Monday, 30 July 2012

Queuing for food at the Olympics.

Sticking with my theme of whinging about whinging (see previous post) I've been spending a lot of energy whinging about people whinging about the Olympics lately. It seems that the brilliant opening ceremony converted most of the stragglers and now only a few miserable bellends remain. A whole nation was waiting to be the first to point out how shit it was and quickly realised that it was in fact the greatest thing of all time.

Maybe it wasn't quite that. Some of it was fairly close to watching the chorus of a big budget musical but put all together I thought it was amazing. Yes it cost a lot of money but it made me happy and I'm not against a small portion of our taxes going towards making us happy. In fact why can't just have a perpetual Olympics? I can think of no logical reason why rowing would not be equally as exciting if it was on telly from now until the end of time.

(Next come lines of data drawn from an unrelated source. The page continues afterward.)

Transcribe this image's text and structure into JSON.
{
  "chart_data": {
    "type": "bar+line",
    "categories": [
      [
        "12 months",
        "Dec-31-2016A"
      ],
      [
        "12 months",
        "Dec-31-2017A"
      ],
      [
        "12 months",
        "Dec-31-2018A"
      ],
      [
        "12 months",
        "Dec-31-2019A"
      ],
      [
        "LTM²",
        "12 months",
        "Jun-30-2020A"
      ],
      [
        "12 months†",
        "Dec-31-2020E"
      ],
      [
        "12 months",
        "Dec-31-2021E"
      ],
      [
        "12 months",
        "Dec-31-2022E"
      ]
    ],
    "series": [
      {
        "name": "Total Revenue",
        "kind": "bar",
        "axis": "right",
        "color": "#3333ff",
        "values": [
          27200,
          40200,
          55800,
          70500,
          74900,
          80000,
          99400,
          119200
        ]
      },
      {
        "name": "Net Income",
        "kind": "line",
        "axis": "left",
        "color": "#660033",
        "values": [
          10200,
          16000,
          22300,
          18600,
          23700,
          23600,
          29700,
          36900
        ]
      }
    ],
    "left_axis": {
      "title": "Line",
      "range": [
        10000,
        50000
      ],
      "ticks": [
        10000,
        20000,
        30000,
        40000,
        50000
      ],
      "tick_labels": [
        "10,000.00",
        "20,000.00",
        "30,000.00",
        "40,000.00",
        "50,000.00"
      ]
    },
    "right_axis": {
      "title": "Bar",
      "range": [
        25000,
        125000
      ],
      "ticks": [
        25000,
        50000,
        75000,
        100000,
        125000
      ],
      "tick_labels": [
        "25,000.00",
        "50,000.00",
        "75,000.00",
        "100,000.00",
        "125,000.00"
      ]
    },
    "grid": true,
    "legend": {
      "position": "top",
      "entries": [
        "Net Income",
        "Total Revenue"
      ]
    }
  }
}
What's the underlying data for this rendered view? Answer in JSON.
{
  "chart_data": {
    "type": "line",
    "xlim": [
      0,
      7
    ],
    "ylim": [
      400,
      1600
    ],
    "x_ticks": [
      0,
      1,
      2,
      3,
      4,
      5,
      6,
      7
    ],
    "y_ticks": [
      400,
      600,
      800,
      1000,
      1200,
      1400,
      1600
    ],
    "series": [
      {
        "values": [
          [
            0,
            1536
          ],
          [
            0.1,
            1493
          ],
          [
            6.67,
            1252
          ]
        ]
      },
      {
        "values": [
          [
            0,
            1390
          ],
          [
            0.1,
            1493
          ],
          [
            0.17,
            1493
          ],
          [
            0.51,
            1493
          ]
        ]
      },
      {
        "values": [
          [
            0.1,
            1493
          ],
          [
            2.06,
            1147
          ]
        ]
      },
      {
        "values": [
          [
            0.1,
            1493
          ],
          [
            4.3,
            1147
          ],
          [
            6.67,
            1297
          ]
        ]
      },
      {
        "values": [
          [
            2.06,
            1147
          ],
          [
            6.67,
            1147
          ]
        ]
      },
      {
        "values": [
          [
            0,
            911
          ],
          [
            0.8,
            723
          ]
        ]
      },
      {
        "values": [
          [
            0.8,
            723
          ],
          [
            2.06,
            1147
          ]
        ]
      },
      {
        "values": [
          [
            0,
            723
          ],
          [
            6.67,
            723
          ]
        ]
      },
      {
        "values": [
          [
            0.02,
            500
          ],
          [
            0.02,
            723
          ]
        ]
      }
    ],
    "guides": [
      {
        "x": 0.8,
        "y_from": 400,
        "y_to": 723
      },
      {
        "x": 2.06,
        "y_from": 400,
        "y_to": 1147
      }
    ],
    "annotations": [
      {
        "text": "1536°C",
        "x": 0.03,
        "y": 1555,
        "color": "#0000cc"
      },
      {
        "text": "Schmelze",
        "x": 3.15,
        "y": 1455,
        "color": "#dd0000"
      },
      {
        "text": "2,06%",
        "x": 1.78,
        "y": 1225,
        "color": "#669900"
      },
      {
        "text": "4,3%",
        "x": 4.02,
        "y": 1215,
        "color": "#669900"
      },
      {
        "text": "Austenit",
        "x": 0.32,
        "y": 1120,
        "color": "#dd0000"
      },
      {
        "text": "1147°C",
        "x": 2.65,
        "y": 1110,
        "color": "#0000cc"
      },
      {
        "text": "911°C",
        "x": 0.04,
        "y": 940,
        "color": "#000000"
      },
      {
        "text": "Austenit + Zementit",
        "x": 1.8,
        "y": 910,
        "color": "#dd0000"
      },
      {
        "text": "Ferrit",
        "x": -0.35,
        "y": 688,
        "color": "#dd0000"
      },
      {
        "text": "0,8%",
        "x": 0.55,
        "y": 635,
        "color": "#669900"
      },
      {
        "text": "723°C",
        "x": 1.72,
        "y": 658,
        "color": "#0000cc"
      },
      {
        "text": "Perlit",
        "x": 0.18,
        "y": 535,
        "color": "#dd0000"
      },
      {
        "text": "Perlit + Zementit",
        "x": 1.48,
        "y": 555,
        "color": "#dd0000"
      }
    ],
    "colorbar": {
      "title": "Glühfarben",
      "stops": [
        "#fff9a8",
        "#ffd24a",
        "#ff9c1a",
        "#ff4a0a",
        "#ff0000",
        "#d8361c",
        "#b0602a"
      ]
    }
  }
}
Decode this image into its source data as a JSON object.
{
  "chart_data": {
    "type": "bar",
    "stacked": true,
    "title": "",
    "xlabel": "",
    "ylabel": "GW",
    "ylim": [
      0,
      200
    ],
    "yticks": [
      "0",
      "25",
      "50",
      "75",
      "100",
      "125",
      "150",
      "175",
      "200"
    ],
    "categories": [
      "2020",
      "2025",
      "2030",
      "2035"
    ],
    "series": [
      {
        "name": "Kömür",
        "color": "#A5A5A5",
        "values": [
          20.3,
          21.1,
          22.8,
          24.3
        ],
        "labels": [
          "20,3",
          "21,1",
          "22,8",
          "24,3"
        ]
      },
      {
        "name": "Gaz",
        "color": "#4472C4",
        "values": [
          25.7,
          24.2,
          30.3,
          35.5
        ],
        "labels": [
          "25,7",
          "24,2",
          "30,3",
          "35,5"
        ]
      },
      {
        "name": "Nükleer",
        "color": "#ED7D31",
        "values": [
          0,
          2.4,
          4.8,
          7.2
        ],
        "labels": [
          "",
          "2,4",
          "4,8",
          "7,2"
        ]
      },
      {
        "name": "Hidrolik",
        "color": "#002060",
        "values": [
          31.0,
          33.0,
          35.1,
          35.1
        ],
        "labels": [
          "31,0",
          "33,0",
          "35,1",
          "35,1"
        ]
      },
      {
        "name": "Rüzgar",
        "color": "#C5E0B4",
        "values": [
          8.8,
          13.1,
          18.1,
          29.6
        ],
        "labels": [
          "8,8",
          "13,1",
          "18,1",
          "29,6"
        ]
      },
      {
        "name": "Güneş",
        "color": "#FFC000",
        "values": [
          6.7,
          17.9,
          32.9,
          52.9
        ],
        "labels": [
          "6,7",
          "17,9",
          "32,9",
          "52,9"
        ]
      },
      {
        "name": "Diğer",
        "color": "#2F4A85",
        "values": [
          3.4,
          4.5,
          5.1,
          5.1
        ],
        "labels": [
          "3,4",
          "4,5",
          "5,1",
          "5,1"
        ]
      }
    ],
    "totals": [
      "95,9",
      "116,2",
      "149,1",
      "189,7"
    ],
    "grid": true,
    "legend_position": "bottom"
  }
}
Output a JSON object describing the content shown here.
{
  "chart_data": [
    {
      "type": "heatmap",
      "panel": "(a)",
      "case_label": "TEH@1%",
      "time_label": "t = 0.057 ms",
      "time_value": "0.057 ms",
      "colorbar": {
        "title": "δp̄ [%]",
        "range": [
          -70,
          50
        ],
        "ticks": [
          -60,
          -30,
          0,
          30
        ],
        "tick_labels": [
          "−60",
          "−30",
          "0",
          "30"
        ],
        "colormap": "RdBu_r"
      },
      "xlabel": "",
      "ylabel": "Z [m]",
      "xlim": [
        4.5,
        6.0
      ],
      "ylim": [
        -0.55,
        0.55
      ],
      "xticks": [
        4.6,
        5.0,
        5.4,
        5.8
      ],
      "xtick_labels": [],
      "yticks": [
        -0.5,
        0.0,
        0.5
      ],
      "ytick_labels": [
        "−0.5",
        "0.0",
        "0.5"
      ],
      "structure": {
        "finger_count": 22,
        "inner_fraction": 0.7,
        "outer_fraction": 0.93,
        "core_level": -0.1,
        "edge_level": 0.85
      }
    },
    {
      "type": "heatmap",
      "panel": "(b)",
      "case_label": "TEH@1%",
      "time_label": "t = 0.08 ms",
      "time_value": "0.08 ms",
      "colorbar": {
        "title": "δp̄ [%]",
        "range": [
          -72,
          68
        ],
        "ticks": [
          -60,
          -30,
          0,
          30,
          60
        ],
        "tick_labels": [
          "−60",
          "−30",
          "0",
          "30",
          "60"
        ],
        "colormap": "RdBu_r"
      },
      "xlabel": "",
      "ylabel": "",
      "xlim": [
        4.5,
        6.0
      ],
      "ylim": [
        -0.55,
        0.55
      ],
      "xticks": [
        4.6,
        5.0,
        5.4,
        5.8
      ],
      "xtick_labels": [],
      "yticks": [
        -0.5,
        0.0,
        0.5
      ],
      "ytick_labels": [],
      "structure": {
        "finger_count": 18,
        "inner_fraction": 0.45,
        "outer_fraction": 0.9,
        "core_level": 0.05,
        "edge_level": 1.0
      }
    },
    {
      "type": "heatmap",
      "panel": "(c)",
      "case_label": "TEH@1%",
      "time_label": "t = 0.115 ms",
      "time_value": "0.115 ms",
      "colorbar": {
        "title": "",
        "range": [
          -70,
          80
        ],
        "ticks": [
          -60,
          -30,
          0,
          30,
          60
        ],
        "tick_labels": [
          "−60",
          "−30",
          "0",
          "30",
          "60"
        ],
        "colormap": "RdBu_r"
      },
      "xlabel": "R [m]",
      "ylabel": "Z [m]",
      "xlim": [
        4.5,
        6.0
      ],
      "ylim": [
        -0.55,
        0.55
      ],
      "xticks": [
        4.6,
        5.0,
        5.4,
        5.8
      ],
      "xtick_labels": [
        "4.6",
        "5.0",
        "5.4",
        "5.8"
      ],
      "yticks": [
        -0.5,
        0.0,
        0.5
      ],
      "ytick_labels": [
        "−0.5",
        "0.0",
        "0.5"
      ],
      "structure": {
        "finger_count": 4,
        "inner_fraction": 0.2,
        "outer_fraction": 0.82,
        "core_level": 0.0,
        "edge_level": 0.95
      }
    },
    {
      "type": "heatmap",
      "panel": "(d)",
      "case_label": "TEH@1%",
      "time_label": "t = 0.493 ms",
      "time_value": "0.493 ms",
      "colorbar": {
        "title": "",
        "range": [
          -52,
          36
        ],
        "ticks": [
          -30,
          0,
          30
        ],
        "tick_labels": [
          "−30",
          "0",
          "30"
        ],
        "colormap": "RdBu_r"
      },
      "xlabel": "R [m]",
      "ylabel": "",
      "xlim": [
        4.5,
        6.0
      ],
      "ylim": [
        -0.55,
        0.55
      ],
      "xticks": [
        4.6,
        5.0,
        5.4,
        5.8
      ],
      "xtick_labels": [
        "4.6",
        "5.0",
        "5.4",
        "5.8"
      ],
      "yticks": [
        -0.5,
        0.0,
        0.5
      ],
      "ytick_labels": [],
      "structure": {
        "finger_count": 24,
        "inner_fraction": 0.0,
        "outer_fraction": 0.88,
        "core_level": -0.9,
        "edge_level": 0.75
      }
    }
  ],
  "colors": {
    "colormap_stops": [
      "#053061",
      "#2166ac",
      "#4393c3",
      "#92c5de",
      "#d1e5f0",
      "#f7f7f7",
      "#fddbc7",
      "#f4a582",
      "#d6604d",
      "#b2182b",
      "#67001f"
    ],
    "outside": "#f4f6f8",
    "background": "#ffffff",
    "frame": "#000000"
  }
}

So now that everyone's converted. Now that we're all settling down to watch the judo. Now that I have professed my evangelical love of the Olympics I think I'm entitled to have a slight moan about it. Just one tiny thing...

Yesterday I went to watch the football at Wembley. I saw two very entertaining games. In between them there was a 50 minute break. I spent that entire time queueing for food which I did not end up getting. I knew the queues were going to be long. I accept that. I'm no fool. I ged it, Wembley, I ged it. I knew that the staff might not be lightening quick. I've been to the O2 Arena and have discovered that the longer a queue, the more time sensitive the situation, the more moronically slow the staff will be. What I didn't anticipate was that after 40 minutes of queuing I would be told that they had ran out of food. Firstly, how do you run out of food? It was as if they were surprised by the rush. Surely they knew that we were coming. Secondly, why did they wait until the very last spicy fucking bean ciabatta had gone to tell the 500 plus people waiting that there was no food?

I then passed the information desk and couldn't help but do an impression of my dad, at Clarks shoe shop in 1989, and complain in an embarrassingly British sort of a way. I was told that, and this is true, the reason for the problems was that 'it's busy because of the Olympics'. This was said as if they were giving me information I might not be aware of. 'Thanks information desk, and what exactly is the O'lympics?'. 'Hang on, I'll see if I can find out'.

We then very foolishly joined another queue and there was an equally irritating situation in which no one covered themselves in glory. I raised my voice like the fat spoilt Westerner that I am and said things like 'It's not acceptable'. The staff slowly span around in circles like they were being operated by a bear who'd just been handed a playstation controller. Safe to say I walked away with no food.

Anyway, like I say, I am well behind these Olympics. Situations like this are not the fault of the Olympics themselves. They are the fault of a system in which seemingly vast swathes of people simply don't give a shit about their job. I have had plenty of shit jobs. I've written a blog about it. It's called 'Shit jobs'. No matter how shit those jobs were I always wanted to do them relatively well. Otherwise what's the point? Anyone who saw my work at the Co-op in the 97-98 season will remember I took pride in reducing long queues. Till workers of Great Britain! This is a rallying call! You may one day find yourself in long queue. Serve with the speed and efficiency with which you would like to be served. Or at least something approaching it. Please.